The three peregrine falcon chicks that have been residing on the roof of the north side of the Evanston Public Library were banded and named May 26 at 11 a.m. while the chicks’ parents, Nona and Squawker, flew up and down Church Street in front of the library in protest.
A crowd of onlookers watched as Mary Hennen, head of the Peregrine Project at the Field Museum, and Matthew Gies, a supervisor at the Shedd Aquarium, climbed up a ladder to reach the nest, braving the anger of the parents to get the chicks. Chicks in hand, Ms. Hennen, Mr. Gies and his wife, veterinarian Barbara Royal, determined the sex of each chick, took blood, and banded them.
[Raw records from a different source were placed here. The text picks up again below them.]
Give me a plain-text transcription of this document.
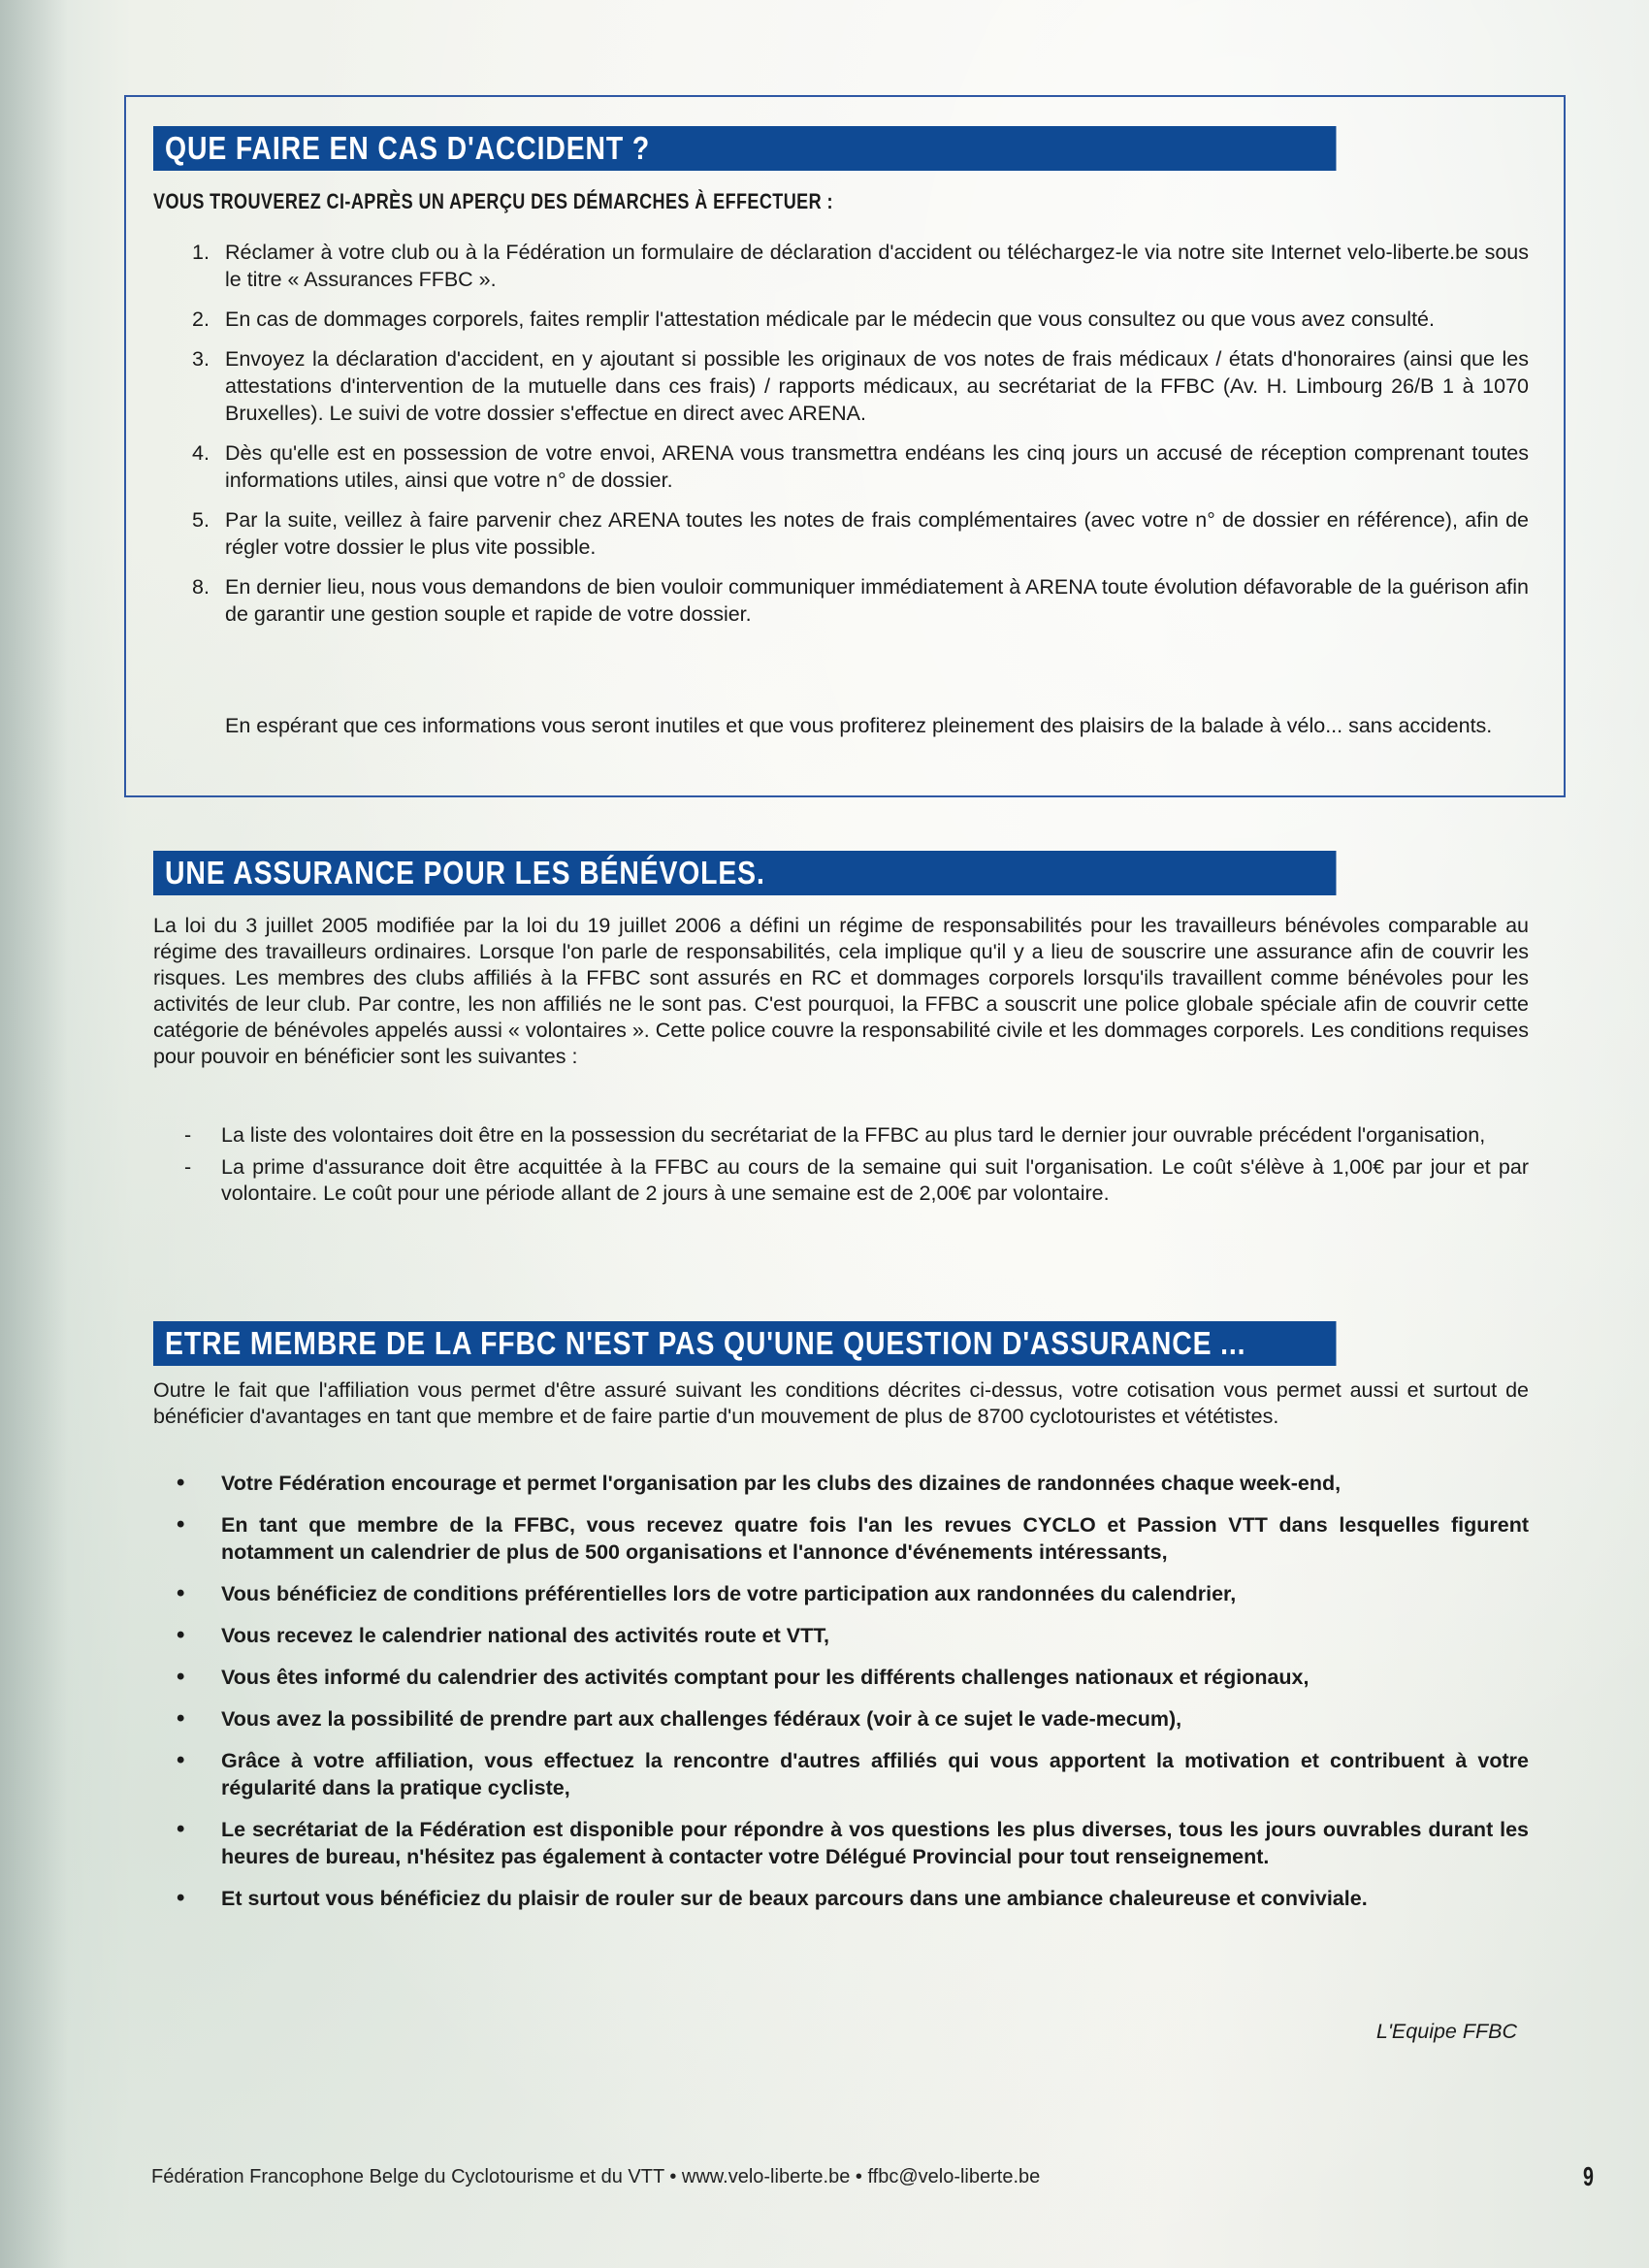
QUE FAIRE EN CAS D'ACCIDENT ?
VOUS TROUVEREZ CI-APRÈS UN APERÇU DES DÉMARCHES À EFFECTUER :
1. Réclamer à votre club ou à la Fédération un formulaire de déclaration d'accident ou téléchargez-le via notre site Internet velo-liberte.be sous le titre « Assurances FFBC ».
2. En cas de dommages corporels, faites remplir l'attestation médicale par le médecin que vous consultez ou que vous avez consulté.
3. Envoyez la déclaration d'accident, en y ajoutant si possible les originaux de vos notes de frais médicaux / états d'honoraires (ainsi que les attestations d'intervention de la mutuelle dans ces frais) / rapports médicaux, au secrétariat de la FFBC (Av. H. Limbourg 26/B 1 à 1070 Bruxelles). Le suivi de votre dossier s'effectue en direct avec ARENA.
4. Dès qu'elle est en possession de votre envoi, ARENA vous transmettra endéans les cinq jours un accusé de réception comprenant toutes informations utiles, ainsi que votre n° de dossier.
5. Par la suite, veillez à faire parvenir chez ARENA toutes les notes de frais complémentaires (avec votre n° de dossier en référence), afin de régler votre dossier le plus vite possible.
8. En dernier lieu, nous vous demandons de bien vouloir communiquer immédiatement à ARENA toute évolution défavorable de la guérison afin de garantir une gestion souple et rapide de votre dossier.
En espérant que ces informations vous seront inutiles et que vous profiterez pleinement des plaisirs de la balade à vélo... sans accidents.
UNE ASSURANCE POUR LES BÉNÉVOLES.

La loi du 3 juillet 2005 modifiée par la loi du 19 juillet 2006 a défini un régime de responsabilités pour les travailleurs bénévoles comparable au régime des travailleurs ordinaires. Lorsque l'on parle de responsabilités, cela implique qu'il y a lieu de souscrire une assurance afin de couvrir les risques. Les membres des clubs affiliés à la FFBC sont assurés en RC et dommages corporels lorsqu'ils travaillent comme bénévoles pour les activités de leur club. Par contre, les non affiliés ne le sont pas. C'est pourquoi, la FFBC a souscrit une police globale spéciale afin de couvrir cette catégorie de bénévoles appelés aussi « volontaires ». Cette police couvre la responsabilité civile et les dommages corporels. Les conditions requises pour pouvoir en bénéficier sont les suivantes :

- La liste des volontaires doit être en la possession du secrétariat de la FFBC au plus tard le dernier jour ouvrable précédent l'organisation,
- La prime d'assurance doit être acquittée à la FFBC au cours de la semaine qui suit l'organisation. Le coût s'élève à 1,00€ par jour et par volontaire. Le coût pour une période allant de 2 jours à une semaine est de 2,00€ par volontaire.
ETRE MEMBRE DE LA FFBC N'EST PAS QU'UNE QUESTION D'ASSURANCE ...

Outre le fait que l'affiliation vous permet d'être assuré suivant les conditions décrites ci-dessus, votre cotisation vous permet aussi et surtout de bénéficier d'avantages en tant que membre et de faire partie d'un mouvement de plus de 8700 cyclotouristes et vététistes.

• Votre Fédération encourage et permet l'organisation par les clubs des dizaines de randonnées chaque week-end,
• En tant que membre de la FFBC, vous recevez quatre fois l'an les revues CYCLO et Passion VTT dans lesquelles figurent notamment un calendrier de plus de 500 organisations et l'annonce d'événements intéressants,
• Vous bénéficiez de conditions préférentielles lors de votre participation aux randonnées du calendrier,
• Vous recevez le calendrier national des activités route et VTT,
• Vous êtes informé du calendrier des activités comptant pour les différents challenges nationaux et régionaux,
• Vous avez la possibilité de prendre part aux challenges fédéraux (voir à ce sujet le vade-mecum),
• Grâce à votre affiliation, vous effectuez la rencontre d'autres affiliés qui vous apportent la motivation et contribuent à votre régularité dans la pratique cycliste,
• Le secrétariat de la Fédération est disponible pour répondre à vos questions les plus diverses, tous les jours ouvrables durant les heures de bureau, n'hésitez pas également à contacter votre Délégué Provincial pour tout renseignement.
• Et surtout vous bénéficiez du plaisir de rouler sur de beaux parcours dans une ambiance chaleureuse et conviviale.
L'Equipe FFBC
Fédération Francophone Belge du Cyclotourisme et du VTT • www.velo-liberte.be • ffbc@velo-liberte.be	9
Paul Gottschalk, administrative services manager of the library, called out the names of the chicks after their sex was determined. The names, which in the past have been also based on literary figures relating to falcons, were all honorary this year. The first chick, a female, was named Lorraine after former Mayor Lorraine Morton. The second, another female, was named Hennen in honor of Ms. Hennen. The only male was named Perkins after celebrated Cook County architect Dwight Perkins.
Mr. Gottschalk declared the event a success, commenting that there seemed to be a larger audience than in previous years.
While the falcons’ popularity has grown, this is the fifth year that Squawker and Nona have chosen to nest on the third-floor ledge of the City’s main library and the seventh year in a row that peregrine falcons have nested somewhere on the library. Since spring of 2004 these birds, the world’s fastest creatures – able to fly about 200 miles per hour – have chosen the library’s wide ledges, columns and windowsills as a nesting ground. Former Evanston Public Library director and birdwatcher Neal Ney said he believed the annual appearance of the birds could be attributed to the building’s architecture, which resembles features of the bird’s normal nesting ground.
"We have artificial cliffs, essentially," Mr. Ney said.
He added that in 2004, when the first set of peregrine falcons nested on the library, the mother broke her wing and was unable to help the chicks’ father gather food. Using quail that representatives from the Field Museum provided for him, Mr. Ney said he would climb on the library windowsill to feed the birds. Peregrine falcons eat medium-sized birds such as quail, and City-dwelling peregrine falcons are known to eat pigeons, commonly leaving behind the wings and heads of their prey, said Ms. Royal.
"Unfortunately there has been no significant effect on the pigeon population," said Mr. Gottschalk.
In any case, the presence of the falcons seems to have brought the Evanston community together. While Mr. Gottschalk said he did not believe the presence of the falcons increased community use of library services, he said there has been a lot of interest in the birds for the past several years. To date, more than 20 peregrine falcon eggs have successfully hatched in various places around the library. Interest in the birds led to the 2005 installment of the Falcon Cam, which takes pictures of the current nest every few minutes and posts them on the library’s website.
Lesley Williams, head of information services at the library, said she was happy to have the falcons reside at the library.
"It’s brought such enthusiasm and excitement to the library," said Ms. Williams."It’s something which the whole community goes around," she said.
King Lab School student Emma Stein, age 10, was excited to be at the banding. "I like how Evanston is a city in its nature," she said.